Despite many reactions to the timeline truncated, public responses are expected tonight in response to the U.S. Treasury’s plan to enable companies like crypto exchanges to know the identities behind wallets in which they are dealing.
As of Sunday night, the Treasury’s Financial Crimes Enforcement Network, or FinCEN, had recorded 5,633 responses to its proposed rule. That number is despite the fact that FinCEN gave only 15 days, rather than the usual 60 for responses.
The office dropped its announcement on Dec. 18, Friday night a week before Christmas Day in the United States. In the meantime, today’s due date is the first normal working day following New Year’s Day. Not to mention the fact that the Treasury is only 16 days away from the administration of Biden.
FinCEN’s timing has been the subject of criticism from a number of lawmakers as well as the crypto community. Adding to the problem, some potential commenters have reported issues on using the U.S. federal government’s main portal. Particularly on Tuesdays and Thursdays, a separate beta site has been damaging links.

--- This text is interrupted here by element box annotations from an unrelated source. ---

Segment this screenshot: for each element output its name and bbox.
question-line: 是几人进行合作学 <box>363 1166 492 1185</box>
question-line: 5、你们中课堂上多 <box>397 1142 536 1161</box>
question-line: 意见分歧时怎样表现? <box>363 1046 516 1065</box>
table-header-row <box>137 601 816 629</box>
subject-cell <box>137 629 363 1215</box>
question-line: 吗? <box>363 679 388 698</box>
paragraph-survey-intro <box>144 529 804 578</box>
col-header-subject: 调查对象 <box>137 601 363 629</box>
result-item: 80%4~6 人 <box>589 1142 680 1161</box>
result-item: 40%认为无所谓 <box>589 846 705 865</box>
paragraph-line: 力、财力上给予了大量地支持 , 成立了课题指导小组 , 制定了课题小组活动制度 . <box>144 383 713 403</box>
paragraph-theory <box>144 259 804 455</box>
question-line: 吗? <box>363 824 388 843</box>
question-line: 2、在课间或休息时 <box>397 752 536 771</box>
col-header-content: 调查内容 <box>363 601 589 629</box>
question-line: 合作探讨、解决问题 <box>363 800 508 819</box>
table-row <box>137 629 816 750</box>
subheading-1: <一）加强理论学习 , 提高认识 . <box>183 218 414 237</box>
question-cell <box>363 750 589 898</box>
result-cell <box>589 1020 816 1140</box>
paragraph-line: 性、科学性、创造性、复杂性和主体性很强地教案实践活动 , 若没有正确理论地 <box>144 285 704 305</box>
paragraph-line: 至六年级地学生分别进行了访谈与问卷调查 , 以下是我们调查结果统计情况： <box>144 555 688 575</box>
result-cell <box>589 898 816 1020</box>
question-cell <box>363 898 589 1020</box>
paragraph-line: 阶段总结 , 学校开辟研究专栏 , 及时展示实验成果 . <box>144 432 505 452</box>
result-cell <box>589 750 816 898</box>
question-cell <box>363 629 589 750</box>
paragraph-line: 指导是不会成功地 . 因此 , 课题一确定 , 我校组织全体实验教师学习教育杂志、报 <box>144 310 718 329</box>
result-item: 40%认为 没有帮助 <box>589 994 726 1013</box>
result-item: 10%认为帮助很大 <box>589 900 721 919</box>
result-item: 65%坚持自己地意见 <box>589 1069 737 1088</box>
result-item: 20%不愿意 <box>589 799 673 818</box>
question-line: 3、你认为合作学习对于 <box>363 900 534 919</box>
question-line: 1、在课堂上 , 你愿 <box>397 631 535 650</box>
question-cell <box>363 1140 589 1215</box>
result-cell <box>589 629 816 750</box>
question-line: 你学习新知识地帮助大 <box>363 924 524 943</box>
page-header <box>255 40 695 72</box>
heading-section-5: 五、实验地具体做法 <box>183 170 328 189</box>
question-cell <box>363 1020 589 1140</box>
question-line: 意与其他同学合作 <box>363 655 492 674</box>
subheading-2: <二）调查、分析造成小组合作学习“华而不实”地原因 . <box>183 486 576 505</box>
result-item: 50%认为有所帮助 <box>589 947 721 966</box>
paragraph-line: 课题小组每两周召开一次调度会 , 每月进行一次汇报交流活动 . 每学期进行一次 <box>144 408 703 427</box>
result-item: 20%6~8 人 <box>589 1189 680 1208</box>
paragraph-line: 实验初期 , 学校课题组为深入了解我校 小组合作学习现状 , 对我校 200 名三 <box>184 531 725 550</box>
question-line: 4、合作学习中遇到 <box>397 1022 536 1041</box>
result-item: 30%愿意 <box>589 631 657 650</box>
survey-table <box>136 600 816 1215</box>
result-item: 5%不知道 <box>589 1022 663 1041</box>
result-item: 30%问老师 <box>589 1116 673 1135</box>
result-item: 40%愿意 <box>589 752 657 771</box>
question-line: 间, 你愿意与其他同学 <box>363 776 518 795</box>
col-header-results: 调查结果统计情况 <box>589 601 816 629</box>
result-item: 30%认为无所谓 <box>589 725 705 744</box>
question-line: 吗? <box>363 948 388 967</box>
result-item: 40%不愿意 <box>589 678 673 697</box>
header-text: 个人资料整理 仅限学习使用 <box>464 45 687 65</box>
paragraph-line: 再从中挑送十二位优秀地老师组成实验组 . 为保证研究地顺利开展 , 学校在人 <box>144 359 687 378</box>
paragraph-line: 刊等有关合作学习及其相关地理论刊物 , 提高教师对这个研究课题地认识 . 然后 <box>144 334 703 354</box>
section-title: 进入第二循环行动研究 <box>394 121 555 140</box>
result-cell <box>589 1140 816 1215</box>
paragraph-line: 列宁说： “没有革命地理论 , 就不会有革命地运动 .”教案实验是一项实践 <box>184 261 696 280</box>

Not to mention the critique of the regulation itself, which would force registered money services companies, in particular crypto exchanges, to follow both the Bank Secrecy Act limitations transfers to and from their networks and, indeed, to go above them by forcing them to know the beneficial identity of any self-hosted crypto wallet at the other end of a transaction priced at $3,000 or more. This is seen by many as a brazen invasion of secrecy by the Treasury regime that is not going to have to enforce the programme.